The 10 college teams that will be competing in the CPTC’s Southeast region on Oct. 12-13 at the Georgia Cyber Center include Augusta University, University of Florida, College of Charleston, University of Central Florida, Florida Tech, University of South Alabama, Kennesaw State University, Columbus State University, Middle Georgia State University and Augusta Technical College.
In total, the CPTC has cybersecurity college teams from six regions competing across the globe on the same weekend for the opportunity to advance to the national competition held at the Rochester Institute of Technology (RIT) in New York on Nov. 22-24.
“This competition stretches all the way to the West Coast to the East Coast to the Northeast and Southeast,” Weldon said. “While Augusta University is hosting the inaugural Southeastern regional competition, the North region is hosted by the University of New Haven, the Northeast region is hosted by Penn State, the Central region is hosted by Tennessee Tech, the West region is hosted by Stanford University and, for the first time, there is an international region – a Middle East region – hosted by the Rochester Institute of Technology in Dubai.”
The CPTC, which was started by RIT in 2015, has grown tremendously over the past several years because it is a competition that is unlike other cybersecurity events, Weldon said.
“This competition is kind of an offensive side of cybersecurity,” Weldon said. “So, it’s not just protecting the network from people who are trying to penetrate the network. This is actually trying to penetrate the network of this fictitious organization. That’s why you’ll hear people use the term, hacking competition. But in the cybersecurity realm, it’s called a penetration test.”
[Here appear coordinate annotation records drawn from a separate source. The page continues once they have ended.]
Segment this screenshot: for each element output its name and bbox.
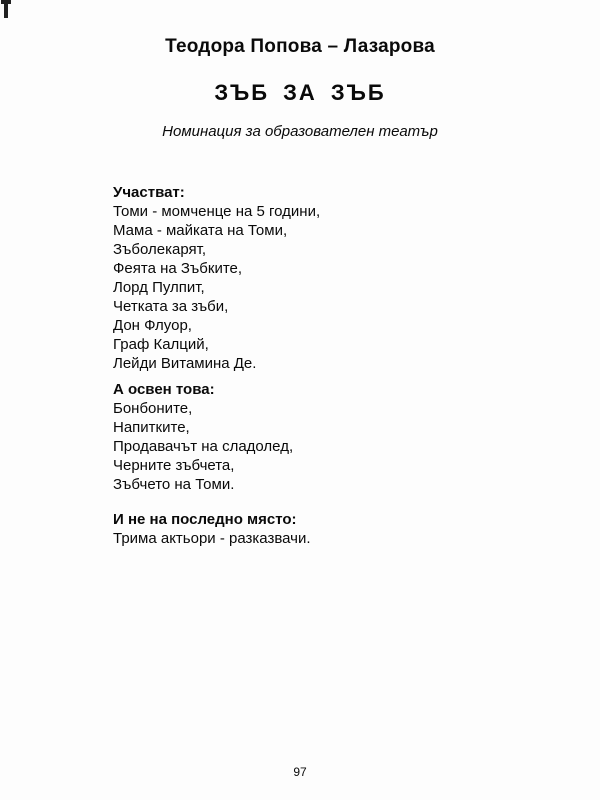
list-item: Лорд Пулпит, (113, 279, 205, 296)
section-heading: А освен това: (113, 381, 215, 398)
list-item: Напитките, (113, 419, 190, 436)
list-item: Зъбчето на Томи. (113, 476, 235, 493)
section-participants (113, 183, 513, 373)
section-heading: Участват: (113, 184, 185, 201)
list-item: Зъболекарят, (113, 241, 207, 258)
page-number: 97 (293, 765, 307, 779)
list-item: Томи - момченце на 5 години, (113, 203, 321, 220)
section-heading: И не на последно място: (113, 511, 297, 528)
author-name: Теодора Попова – Лазарова (165, 36, 435, 57)
section-also (113, 380, 513, 494)
list-item: Дон Флуор, (113, 317, 192, 334)
list-item: Бонбоните, (113, 400, 193, 417)
list-item: Трима актьори - разказвачи. (113, 530, 311, 547)
list-item: Феята на Зъбките, (113, 260, 243, 277)
list-item: Продавачът на сладолед, (113, 438, 294, 455)
list-item: Мама - майката на Томи, (113, 222, 288, 239)
scan-corner-mark (4, 0, 8, 18)
list-item: Граф Калций, (113, 336, 209, 353)
section-last-but-not-least (113, 510, 513, 548)
list-item: Четката за зъби, (113, 298, 229, 315)
list-item: Черните зъбчета, (113, 457, 235, 474)
play-title: ЗЪБ ЗА ЗЪБ (214, 80, 386, 105)
list-item: Лейди Витамина Де. (113, 355, 257, 372)
nomination-subtitle: Номинация за образователен театър (162, 123, 438, 140)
Weldon explained there are three main focus areas of the competition: technology, communication and collaboration.
“Teams have to use technical knowledge and skills to be able to identify the weaknesses and penetrate into these simulated networks,” Weldon said. “But then, they also have to be able to communicate. And that means, communicate not only with someone with a technical background, but to anyone. Let’s say, they might be talking to the board of directors or the CEO of a company who may or may not be technical. So, they need to be able to communicate to both worlds.”
Finally, the colleges competing must also collaborate as a team to win, Weldon said.
“It’s a collaborative process because it is a team competition and there’s a very limited amount of time,” he said. “Teams don’t have three or four months to try to figure out how to get into this network. They have from 9 a.m. until 6 p.m. on Saturday to do what they can. So they have to work together as a team.”
Each of the college teams competing in all six regions will not be given the fictitious scenario until they are handed a packet at 9 a.m. on Saturday, Oct. 12, Weldon said.
“Every team is given a certain number of laptops and when they are handed that packet, they will find out, ‘Here is who we are working for. Here is what we are tasked to do,’” Weldon said. “And then they will work collaboratively to decide, ‘How do we approach this? What do we do? How do we scan the network to see where there might be vulnerabilities? When we find vulnerabilities, how do we exploit them? And then once we are in, what can we find? What do we need to tell our customer about their vulnerabilities?’”
The college teams – which consist of six members, two alternates and a coach – enjoy this particular cybersecurity competition because it is challenging to even the most experienced students, Weldon said.
“For us to be able to host the inaugural Southeastern regional competition is really incredible,” Weldon said, adding that IBM is the national and southeastern regional sponsor of the event and BSidesAugusta is the local sponsor. “And then for us to be able to hold it in the Georgia Cyber Center, a world-class facility, where we can host all these teams is simply wonderful. It’s just a win-win situation all the way around.”